Johnson fuhr durch das Land mit dem Versprechen, auf einem roten Bus gedruckt, 350 Millionen Pfund anstelle der EU an den NHS zu spenden. Aber die Nummer stimmte nicht. Der sogenannte britische Rabatt war nicht herausgerechnet worden, ebenso wenig wie das Geld, das Großbritannien durch EU-Förderprogramme zurückbekommen hatte. Johnson wurde wegen „Missbrauchs offizieller Statistiken“ gewarnt. Es ist unklar, ob die zusätzliche Summe nun dem Gesundheitswesen zugute kommt. Die Regierung weist auf erhebliche Investitionen im Gesundheitssektor aufgrund der Koronapandemie hin.

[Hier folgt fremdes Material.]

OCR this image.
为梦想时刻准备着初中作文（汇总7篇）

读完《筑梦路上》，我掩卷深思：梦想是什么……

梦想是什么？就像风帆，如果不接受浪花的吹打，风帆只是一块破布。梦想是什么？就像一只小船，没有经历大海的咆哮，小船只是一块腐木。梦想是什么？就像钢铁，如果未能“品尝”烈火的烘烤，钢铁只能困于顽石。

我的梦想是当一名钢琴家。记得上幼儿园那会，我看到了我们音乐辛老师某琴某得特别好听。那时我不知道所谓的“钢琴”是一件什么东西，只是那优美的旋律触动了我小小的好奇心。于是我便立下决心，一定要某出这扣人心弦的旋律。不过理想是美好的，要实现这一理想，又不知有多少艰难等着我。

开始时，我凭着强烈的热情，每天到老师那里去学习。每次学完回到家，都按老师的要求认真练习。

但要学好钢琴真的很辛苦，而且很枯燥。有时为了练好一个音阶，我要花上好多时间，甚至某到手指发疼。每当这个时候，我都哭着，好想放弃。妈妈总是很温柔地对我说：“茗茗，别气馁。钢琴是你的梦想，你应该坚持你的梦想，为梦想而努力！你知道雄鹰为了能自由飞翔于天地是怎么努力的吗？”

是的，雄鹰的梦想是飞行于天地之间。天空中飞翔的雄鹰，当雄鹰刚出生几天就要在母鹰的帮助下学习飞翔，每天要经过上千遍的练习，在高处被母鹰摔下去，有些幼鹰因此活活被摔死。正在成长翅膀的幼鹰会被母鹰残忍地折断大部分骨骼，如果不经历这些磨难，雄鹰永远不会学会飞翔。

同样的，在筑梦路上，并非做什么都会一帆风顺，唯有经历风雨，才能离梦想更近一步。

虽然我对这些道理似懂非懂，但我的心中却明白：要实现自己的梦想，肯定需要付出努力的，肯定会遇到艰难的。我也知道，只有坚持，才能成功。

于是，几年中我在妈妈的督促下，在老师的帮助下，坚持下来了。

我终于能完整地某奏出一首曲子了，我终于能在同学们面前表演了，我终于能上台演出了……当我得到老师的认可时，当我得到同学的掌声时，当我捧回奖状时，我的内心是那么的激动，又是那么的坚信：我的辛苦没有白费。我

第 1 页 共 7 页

„Im Großen und Ganzen ist der Krieg vorbei“

Immerhin herrscht jetzt an einer Front Ruhe: Der Gründer der Ukip (United Kingdom Independence Party), Nigel Farage, galt als treibende Kraft hinter dem Brexit. Politisch hat es sich für ihn nicht ausgezahlt. Sein Sitz im EU-Parlament war weg, als er ging. Der Sprung ins nationale Parlament wurde ihm wegen der Mehrheitswahl immer verweigert. Trotzdem ist Farage zufrieden. „Im Großen und Ganzen ist der Krieg vorbei“, sagt er heute. Über Johnson sagt er anerkennend: „Er hat getan, was er versprochen hat.“

Jetzt ist es vorbei: Mehr als dreieinhalb Jahre nach dem Brexit-Votum wird Großbritannien die Europäische Union am Freitag um Mitternacht Brüsseler Zeit verlassen. Am Tag zuvor, am Donnerstag, leuchteten die Gebäude am Grand Place in Brüssel in den Farben der britischen Flagge. @ Quelle: Getty Images

Der Kampf der Scottish National Party (SNP) um die Unabhängigkeit Schottlands und eine mögliche Rückkehr in die EU ist noch nicht vorbei. Regionalwahlen sind für Mai geplant. Sollte die SNP eine absolute Mehrheit erreichen, würde London unter Druck gesetzt, ein zweites Referendum über die Sezession zuzulassen. Umfragen zufolge befürwortet nun eine stabile Mehrheit der Schotten die Unabhängigkeit. Es ist jedoch noch nicht in Sicht, dass sich London dem Druck von Edinburgh beugen wird.